High-Emitting Well Sits Just a Few Feet Away from an Occupied Residence
Erie County, Pa. – Jan. 26, 2023 – The Well Done Foundation (WDF) announced today that through a partnership with Colo.-based Project Canary Foundation it will plug a high-emitting orphaned natural gas well in Erie County, Pa. according to WDF founder and Chairman Curtis Shuck. There are over 2 million orphaned oil and gas wells currently in the U.S., according to estimates from the U.S. Environmental Protection Agency. These wells can leak harmful methane and other dangerous gases like hazardous air pollutants (HAPs), posing a threat to our land, water, and communities.
The well, originally called Bear Run #1, is situated 15 feet away from an occupied mobile home in the manufactured housing community. Plugging will commence on Feb. 1. Project Canary will deploy high-fidelity air sensors to measure methane and hazardous air pollutants (HAPs) pre- and post-plugging.
“The WDF is excited to be working with The Project Canary Foundation to plug this undocumented orphan well in Erie County,” said WDF Chairman Curtis Shuck. “WDF and Project Canary have been developing this type of collaboration for more than six months and it is amazing to see the first project come to life in Pennsylvania.”
When Nacopoulos purchased the mobile home park in the early 1970s, he was unaware that there were natural gas wells on the property. It wasn’t until 2022 that he accidentally discovered the Bear Run #1 Undocumented Orphan Well located just a mere 15 feet from an occupied mobile home. He was looking for a water shut-off valve when he opened the underground vault that concealed the undocumented orphaned well. Nacopoulos smelled a strange odor and reached out to a local contractor who in turn contacted the WDF. The WDF immediately sampled the air around the orphaned well and discovered that it contained high levels of methane and other harmful greenhouse gases. Due to its age and deteriorated condition, the well was allowing gas to leak past its valve.

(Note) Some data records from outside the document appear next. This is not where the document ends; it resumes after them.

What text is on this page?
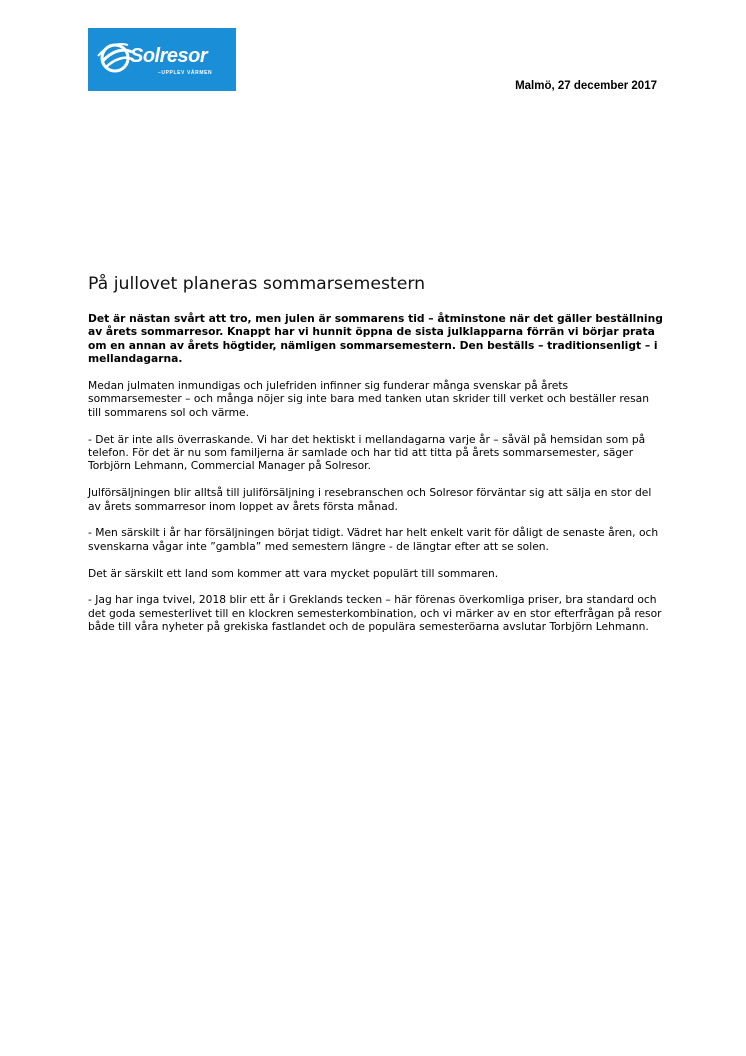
Solresor
–UPPLEV VÄRMEN
Malmö, 27 december 2017
På jullovet planeras sommarsemestern

Det är nästan svårt att tro, men julen är sommarens tid – åtminstone när det gäller beställning av årets sommarresor. Knappt har vi hunnit öppna de sista julklapparna förrän vi börjar prata om en annan av årets högtider, nämligen sommarsemestern. Den beställs – traditionsenligt – i mellandagarna.

Medan julmaten inmundigas och julefriden infinner sig funderar många svenskar på årets sommarsemester – och många nöjer sig inte bara med tanken utan skrider till verket och beställer resan till sommarens sol och värme.

- Det är inte alls överraskande. Vi har det hektiskt i mellandagarna varje år – såväl på hemsidan som på telefon. För det är nu som familjerna är samlade och har tid att titta på årets sommarsemester, säger Torbjörn Lehmann, Commercial Manager på Solresor.

Julförsäljningen blir alltså till juliförsäljning i resebranschen och Solresor förväntar sig att sälja en stor del av årets sommarresor inom loppet av årets första månad.

- Men särskilt i år har försäljningen börjat tidigt. Vädret har helt enkelt varit för dåligt de senaste åren, och svenskarna vågar inte ”gambla” med semestern längre - de längtar efter att se solen.

Det är särskilt ett land som kommer att vara mycket populärt till sommaren.

- Jag har inga tvivel, 2018 blir ett år i Greklands tecken – här förenas överkomliga priser, bra standard och det goda semesterlivet till en klockren semesterkombination, och vi märker av en stor efterfrågan på resor både till våra nyheter på grekiska fastlandet och de populära semesteröarna avslutar Torbjörn Lehmann.
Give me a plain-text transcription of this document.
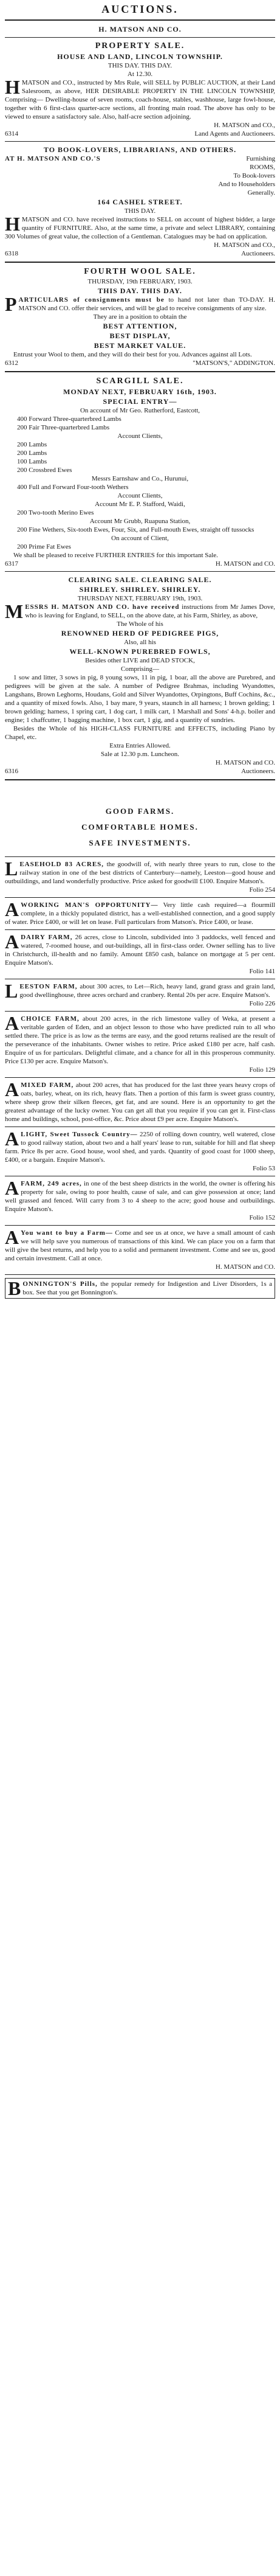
AUCTIONS.

H. MATSON AND CO.

PROPERTY SALE.

HOUSE AND LAND, LINCOLN TOWNSHIP.

THIS DAY. THIS DAY.

At 12.30.

H MATSON and CO., instructed by Mrs Rule, will SELL by PUBLIC AUCTION, at their Land Salesroom, as above, HER DESIRABLE PROPERTY IN THE LINCOLN TOWNSHIP, Comprising— Dwelling-house of seven rooms, coach-house, stables, washhouse, large fowl-house, together with 6 first-class quarter-acre sections, all fronting main road. The above has only to be viewed to ensure a satisfactory sale. Also, half-acre section adjoining.

H. MATSON and CO.,

6314	Land Agents and Auctioneers.

TO BOOK-LOVERS, LIBRARIANS, AND OTHERS.

AT H. MATSON AND CO.'S	Furnishing

ROOMS,

To Book-lovers

And to Householders

Generally.

164 CASHEL STREET.

THIS DAY.

H MATSON and CO. have received instructions to SELL on account of highest bidder, a large quantity of FURNITURE. Also, at the same time, a private and select LIBRARY, containing 300 Volumes of great value, the collection of a Gentleman. Catalogues may be had on application.

H. MATSON and CO.,

6318	Auctioneers.

FOURTH WOOL SALE.

THURSDAY, 19th FEBRUARY, 1903.

THIS DAY. THIS DAY.

P ARTICULARS of consignments must be to hand not later than TO-DAY. H. MATSON and CO. offer their services, and will be glad to receive consignments of any size.

They are in a position to obtain the

BEST ATTENTION,

BEST DISPLAY,

BEST MARKET VALUE.

Entrust your Wool to them, and they will do their best for you. Advances against all Lots.

6312	"MATSON'S," ADDINGTON.

SCARGILL SALE.

MONDAY NEXT, FEBRUARY 16th, 1903.

SPECIAL ENTRY—

On account of Mr Geo. Rutherford, Eastcott,

400 Forward Three-quarterbred Lambs

200 Fair Three-quarterbred Lambs

Account Clients,

200 Lambs

200 Lambs

100 Lambs

200 Crossbred Ewes

Messrs Earnshaw and Co., Hurunui,

400 Full and Forward Four-tooth Wethers

Account Clients,

Account Mr E. P. Stafford, Waidi,

200 Two-tooth Merino Ewes

Account Mr Grubb, Ruapuna Station,

200 Fine Wethers, Six-tooth Ewes, Four, Six, and Full-mouth Ewes, straight off tussocks

On account of Client,

200 Prime Fat Ewes

We shall be pleased to receive FURTHER ENTRIES for this important Sale.

6317	H. MATSON and CO.

CLEARING SALE. CLEARING SALE.

SHIRLEY. SHIRLEY. SHIRLEY.

THURSDAY NEXT, FEBRUARY 19th, 1903.

M ESSRS H. MATSON AND CO. have received instructions from Mr James Dove, who is leaving for England, to SELL, on the above date, at his Farm, Shirley, as above,

The Whole of his

RENOWNED HERD OF PEDIGREE PIGS,

Also, all his

WELL-KNOWN PUREBRED FOWLS,

Besides other LIVE and DEAD STOCK,

Comprising—

1 sow and litter, 3 sows in pig, 8 young sows, 11 in pig, 1 boar, all the above are Purebred, and pedigrees will be given at the sale. A number of Pedigree Brahmas, including Wyandottes, Langshans, Brown Leghorns, Houdans, Gold and Silver Wyandottes, Orpingtons, Buff Cochins, &c., and a quantity of mixed fowls. Also, 1 bay mare, 9 years, staunch in all harness; 1 brown gelding; 1 brown gelding; harness, 1 spring cart, 1 dog cart, 1 milk cart, 1 Marshall and Sons' 4-h.p. boiler and engine; 1 chaffcutter, 1 bagging machine, 1 box cart, 1 gig, and a quantity of sundries.

Besides the Whole of his HIGH-CLASS FURNITURE and EFFECTS, including Piano by Chapel, etc.

Extra Entries Allowed.

Sale at 12.30 p.m. Luncheon.

H. MATSON and CO.

6316	Auctioneers.

GOOD FARMS.

COMFORTABLE HOMES.

SAFE INVESTMENTS.

L EASEHOLD 83 ACRES, the goodwill of, with nearly three years to run, close to the railway station in one of the best districts of Canterbury—namely, Leeston—good house and outbuildings, and land wonderfully productive. Price asked for goodwill £100. Enquire Matson's.

Folio 254

A WORKING MAN'S OPPORTUNITY— Very little cash required—a flourmill complete, in a thickly populated district, has a well-established connection, and a good supply of water. Price £400, or will let on lease. Full particulars from Matson's. Price £400, or lease.

A DAIRY FARM, 26 acres, close to Lincoln, subdivided into 3 paddocks, well fenced and watered, 7-roomed house, and out-buildings, all in first-class order. Owner selling has to live in Christchurch, ill-health and no family. Amount £850 cash, balance on mortgage at 5 per cent. Enquire Matson's.

Folio 141

L EESTON FARM, about 300 acres, to Let—Rich, heavy land, grand grass and grain land, good dwellinghouse, three acres orchard and cranbery. Rental 20s per acre. Enquire Matson's.

Folio 226

A CHOICE FARM, about 200 acres, in the rich limestone valley of Weka, at present a veritable garden of Eden, and an object lesson to those who have predicted ruin to all who settled there. The price is as low as the terms are easy, and the good returns realised are the result of the perseverance of the inhabitants. Owner wishes to retire. Price asked £180 per acre, half cash. Enquire of us for particulars. Delightful climate, and a chance for all in this prosperous community. Price £130 per acre. Enquire Matson's.

Folio 129

A MIXED FARM, about 200 acres, that has produced for the last three years heavy crops of oats, barley, wheat, on its rich, heavy flats. Then a portion of this farm is sweet grass country, where sheep grow their silken fleeces, get fat, and are sound. Here is an opportunity to get the greatest advantage of the lucky owner. You can get all that you require if you can get it. First-class home and buildings, school, post-office, &c. Price about £9 per acre. Enquire Matson's.

A LIGHT, Sweet Tussock Country— 2250 of rolling down country, well watered, close to good railway station, about two and a half years' lease to run, suitable for hill and flat sheep farm. Price 8s per acre. Good house, wool shed, and yards. Quantity of good coast for 1000 sheep, £400, or a bargain. Enquire Matson's.

Folio 53

A FARM, 249 acres, in one of the best sheep districts in the world, the owner is offering his property for sale, owing to poor health, cause of sale, and can give possession at once; land well grassed and fenced. Will carry from 3 to 4 sheep to the acre; good house and outbuildings. Enquire Matson's.

Folio 152

A You want to buy a Farm— Come and see us at once, we have a small amount of cash we will help save you numerous of transactions of this kind. We can place you on a farm that will give the best returns, and help you to a solid and permanent investment. Come and see us, good and certain investment. Call at once.

H. MATSON and CO.

B ONNINGTON'S Pills, the popular remedy for Indigestion and Liver Disorders, 1s a box. See that you get Bonnington's.
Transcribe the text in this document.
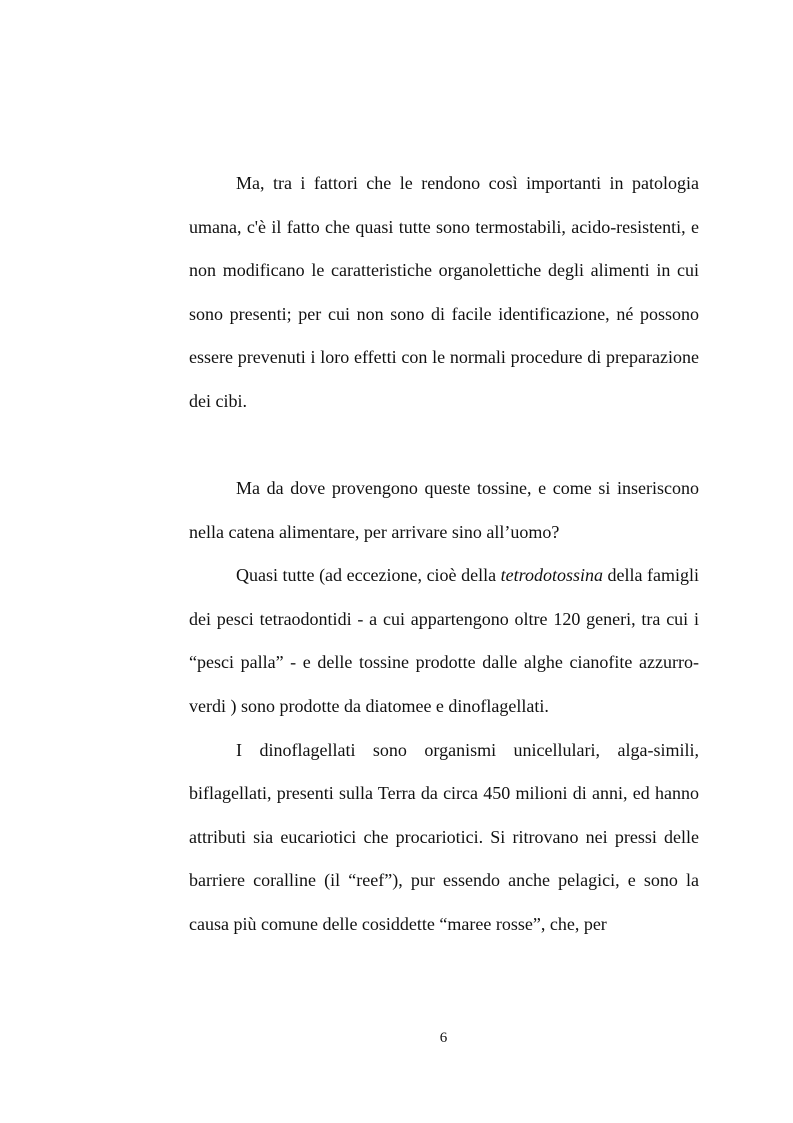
Ma, tra i fattori che le rendono così importanti in patologia umana, c'è il fatto che quasi tutte sono termostabili, acido-resistenti, e non modificano le caratteristiche organolettiche degli alimenti in cui sono presenti; per cui non sono di facile identificazione, né possono essere prevenuti i loro effetti con le normali procedure di preparazione dei cibi.

Ma da dove provengono queste tossine, e come si inseriscono nella catena alimentare, per arrivare sino all’uomo?

Quasi tutte (ad eccezione, cioè della tetrodotossina della famigli dei pesci tetraodontidi - a cui appartengono oltre 120 generi, tra cui i “pesci palla” - e delle tossine prodotte dalle alghe cianofite azzurro-verdi ) sono prodotte da diatomee e dinoflagellati.

I dinoflagellati sono organismi unicellulari, alga-simili, biflagellati, presenti sulla Terra da circa 450 milioni di anni, ed hanno attributi sia eucariotici che procariotici. Si ritrovano nei pressi delle barriere coralline (il “reef”), pur essendo anche pelagici, e sono la causa più comune delle cosiddette “maree rosse”, che, per

6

The WDF then worked with Nacopoulos and the Pennsylvania Department of Environmental Protection to begin the “Well Done Process” to eliminate leaks and protect the community. This well is being plugged with support from The Project Canary Foundation.
“There are millions of abandoned wells across the country—working to plug them makes a real, tangible difference when it comes to air quality. We’re committed to protecting the Erie, Pa. community from the risks of dangerous gases like methane and HAPs. Confronting climate change demands resilience and collaboration,” said Miles Tolbert of the Project Canary Foundation. “We’re proud to partner with the WDF to build a brighter future for all.”
The “Well Done Process” is a multi-step initiative built upon public and private partnerships. WDF identifies high emitting orphaned and abandoned oil or gas wells and then qualifies them through a rigorous measurement and monitoring rubric. Then, through partnerships with regulatory bodies and landowners, WDF develops a plan to plug the wells and restore impacted surface areas. Funding for each project is made possible through corporate or individual sponsorships.